The first Mission Impossible movie is a fun time capsule in many ways. It has some fun stuff with early 90s depictions of computers, hacking, the internet and email, back before anyone knew what any of that actually looked like.
But it's also a great example of the 90s naivete that the US had about conflict and global politics. There's an entire monologue about how intelligence agencies are obsolete because the cold war is over. There was this vague notion in the 90s that world peace had broken out and things were just going to get better and better. And Hollywood sometimes struggled to come up with villains now that they no longer had soviets for that, so you don't see it reflected as much in films, especially since optimism doesn't make for good popcorn flicks, but Mission Impossible captures the thinking if not the warm and fuzzy feeling.
My other suggestion would be Contact. My theory has always been that 2001 A Space Odyssey, Contact, and Interstellar are really the same movie made in different times. As the 90s incarnation, Contact has no international conflict, only internal politics. It's got that I'm spiritual but not religious" vibe that was everywhere in the 90s.

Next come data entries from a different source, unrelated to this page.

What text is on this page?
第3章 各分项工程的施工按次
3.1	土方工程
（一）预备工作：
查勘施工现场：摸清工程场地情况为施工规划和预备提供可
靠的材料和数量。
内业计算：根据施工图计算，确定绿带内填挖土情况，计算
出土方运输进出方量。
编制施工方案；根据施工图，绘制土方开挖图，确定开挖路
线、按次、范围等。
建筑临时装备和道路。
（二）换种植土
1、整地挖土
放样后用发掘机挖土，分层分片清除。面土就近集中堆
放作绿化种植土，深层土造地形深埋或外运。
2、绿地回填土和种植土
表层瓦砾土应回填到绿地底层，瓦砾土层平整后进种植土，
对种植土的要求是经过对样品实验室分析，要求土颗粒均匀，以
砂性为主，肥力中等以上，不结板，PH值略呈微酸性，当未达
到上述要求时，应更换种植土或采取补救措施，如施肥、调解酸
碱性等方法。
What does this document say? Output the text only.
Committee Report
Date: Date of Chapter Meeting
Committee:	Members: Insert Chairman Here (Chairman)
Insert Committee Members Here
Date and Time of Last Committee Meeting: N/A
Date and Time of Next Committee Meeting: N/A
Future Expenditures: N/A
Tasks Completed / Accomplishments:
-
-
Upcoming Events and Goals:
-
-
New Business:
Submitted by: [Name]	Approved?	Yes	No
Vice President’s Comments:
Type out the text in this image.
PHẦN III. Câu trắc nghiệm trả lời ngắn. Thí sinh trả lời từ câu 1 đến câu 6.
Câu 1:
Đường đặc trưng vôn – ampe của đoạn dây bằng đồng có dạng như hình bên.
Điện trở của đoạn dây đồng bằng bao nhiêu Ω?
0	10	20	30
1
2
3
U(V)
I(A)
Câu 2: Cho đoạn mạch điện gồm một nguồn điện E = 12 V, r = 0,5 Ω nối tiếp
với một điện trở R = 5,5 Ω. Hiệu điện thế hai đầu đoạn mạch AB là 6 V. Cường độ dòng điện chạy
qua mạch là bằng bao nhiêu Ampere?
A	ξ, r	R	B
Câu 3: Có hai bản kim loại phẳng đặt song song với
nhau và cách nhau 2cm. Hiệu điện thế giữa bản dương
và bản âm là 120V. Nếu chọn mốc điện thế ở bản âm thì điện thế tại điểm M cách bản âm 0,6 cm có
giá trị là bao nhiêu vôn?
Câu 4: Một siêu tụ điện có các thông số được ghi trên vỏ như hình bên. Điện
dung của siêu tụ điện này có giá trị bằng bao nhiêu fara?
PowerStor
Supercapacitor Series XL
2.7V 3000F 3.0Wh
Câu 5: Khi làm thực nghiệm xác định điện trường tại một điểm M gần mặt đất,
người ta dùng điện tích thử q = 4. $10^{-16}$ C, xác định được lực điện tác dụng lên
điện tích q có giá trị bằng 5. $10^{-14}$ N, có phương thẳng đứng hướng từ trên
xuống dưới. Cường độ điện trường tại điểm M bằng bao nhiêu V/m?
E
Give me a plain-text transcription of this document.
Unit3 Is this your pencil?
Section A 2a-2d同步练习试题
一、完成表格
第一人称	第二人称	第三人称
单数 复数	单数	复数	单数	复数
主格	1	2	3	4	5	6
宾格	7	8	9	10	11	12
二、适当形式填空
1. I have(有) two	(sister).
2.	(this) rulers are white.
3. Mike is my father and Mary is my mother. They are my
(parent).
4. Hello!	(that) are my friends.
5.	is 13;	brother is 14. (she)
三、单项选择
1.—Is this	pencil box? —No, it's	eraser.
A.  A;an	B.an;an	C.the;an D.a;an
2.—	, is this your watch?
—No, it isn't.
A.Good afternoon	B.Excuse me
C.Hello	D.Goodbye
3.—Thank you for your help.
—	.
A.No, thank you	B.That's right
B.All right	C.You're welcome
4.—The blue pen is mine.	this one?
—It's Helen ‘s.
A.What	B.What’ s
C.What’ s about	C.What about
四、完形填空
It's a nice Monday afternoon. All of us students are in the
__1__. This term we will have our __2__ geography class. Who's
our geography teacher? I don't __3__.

It has a vague message about hope, and belief and trying to understand the universe and what's out there in order to understand ourselves... it's hard to put it all in words, it's just the whole tone and vibe of the thing, it's all just so sincere and idealistic.
(For a great big dose of 90s optimism and hope for the future, I highly recommend watching the Adventures of Brisco Country JR. I'd have nominated that, but it isn't a movie)
I feel like Forrest Gump might deserve consideration, but I'm not sure it tops some of the other picks here.